Plaintiff commenced this action to recover first-party no-fault benefits for medical services provided to its assignor for injuries allegedly sustained in a motor vehicle accident, and thereafter moved for summary judgment in the sum of $4,366.28. Upon a review of the record, we find that plaintiff established its prima facie entitlement to summary judgment on its claims for $1,198.82, $795.30 and $182.18, by showing that it submitted properly completed claim forms to defendant (see Amaze Med. Supply v Eagle Ins. Co., 2 Misc 3d 128 [A], 2003 NY Slip Op 51701 [U] [App Term, 2d & 11th Jud Dists]). The burden then shifted to defendant to show a triable issue of fact (see Alvarez v Prospect Hosp., 68 NY2d 320, 324 [1986]). [*2]
With respect to the claim for $1,198.82, the affidavit of plaintiff’s “practice and billing manager” in which she stated that she herself mailed the claim form from the local post office was sufficient to give rise to a presumption that the claim form was received. Defendant’s mere denial of receipt, in the form of an affirmation of counsel, standing alone, was insufficient to overcome the presumption of receipt which attaches to items which are properly mailed (see Kihl v Pfeffer, 94 NY2d 118 [1999]). Inasmuch as plaintiff, in annexing the certificate of mailing to its reply papers, did not seek to introduce new arguments or grounds in support of the motion, and was merely
attempting to respond to defendant’s claim of nonreceipt, the court below should have considered the reply. Having failed to rebut the presumption of receipt and to pay or deny the claim within the 30-day period prescribed by 11 NYCRR 65.15 (g) (3) (now 11 NYCRR 65-3.8 [c]), summary judgment with respect to this claim should have been granted.
With respect to the claims for $795.30 and $182.18, defendant’s denial was based on plaintiff’s assignor’s failure to attend scheduled independent medical examinations (IMEs). Although defendant had the right to request attendance at IMEs scheduled prior to the insurer’s receipt of plaintiff’s proofs of claim (see Stephen Fogel Psychological, PC v Progressive Cas. Ins. Co., ___ Misc 3d ___, 2004 NY Slip Op______ [decided herewith]), it failed to establish by competent evidence that it did so. Defendant’s opposition papers consisted of an affirmation of defense counsel who was without personal knowledge of the facts (see Rue v Stokes, 191 AD2d 245 [1993]). Defendant did not submit proof of actual mailing of the letters requesting IMEs (see e.g. Presbyterian Hosp. In City of N.Y. v Maryland Cas. Co., 226 AD2d 613 [1996]) nor did defendant create a presumption of mailing by describing the standard office practice or procedure used by defendant to ensure that such letters were properly addressed and mailed on the dates claimed (see Residential Holding Corp. v Scottsdale Ins. Co., 286 AD2d 679 [2001]). Therefore, summary judgment as to these claims was likewise appropriate.

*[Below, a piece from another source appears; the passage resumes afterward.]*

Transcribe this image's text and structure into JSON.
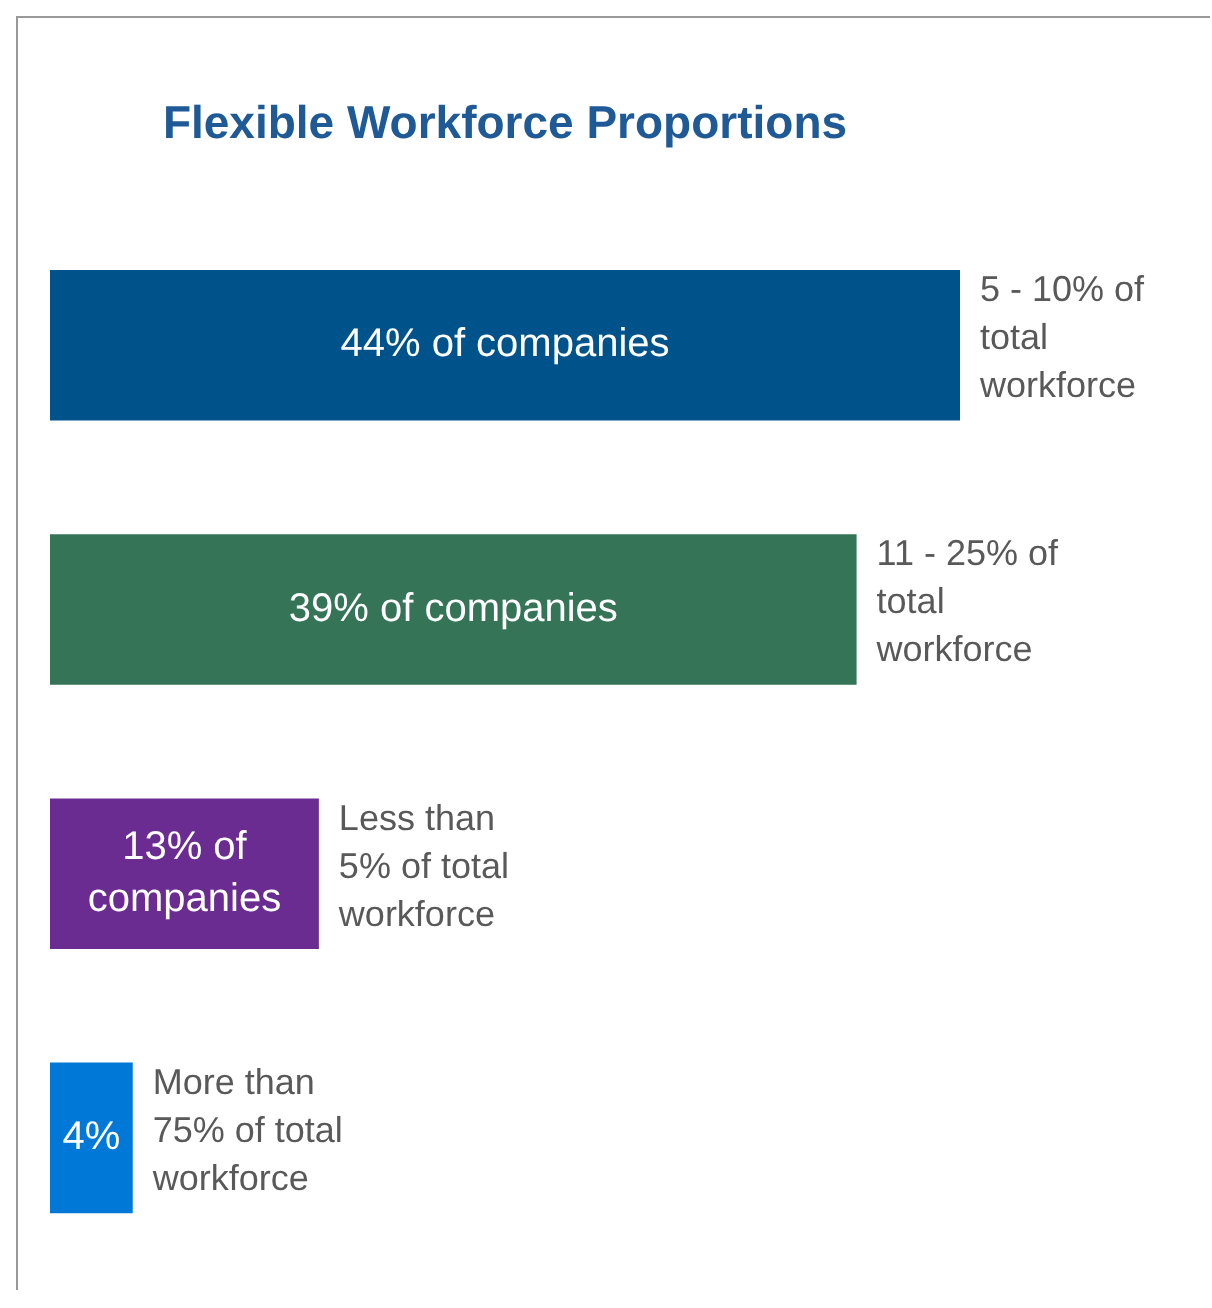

We note that the insurance regulations do not require that the signature of the assignor on the assignment of benefits form be authenticated. In any event, the insurer’s failure to allege in its claim denial form any other alleged deficiencies in the assignment of benefits form constitutes a waiver of any defenses with respect thereto (see Presbyterian Hosp. v Aetna Cas. & Sur. Co., 233 AD2d 433 [1996]; Park Health Ctr. v Eveready Ins. Co., 2001 NY Slip Op 40665 [U] [App Term, 2d & 11th Jud Dists]).
Accordingly, the matter is remanded to the court below for a calculation of the statutory interest due on $2,176.30, that portion of the claims for which summary judgment is granted, an assessment of attorney’s fees due on $2,176.30, pursuant to Insurance Law § 5106 [a] and the regulations promulgated thereunder, and for all further proceedings on the remaining claims.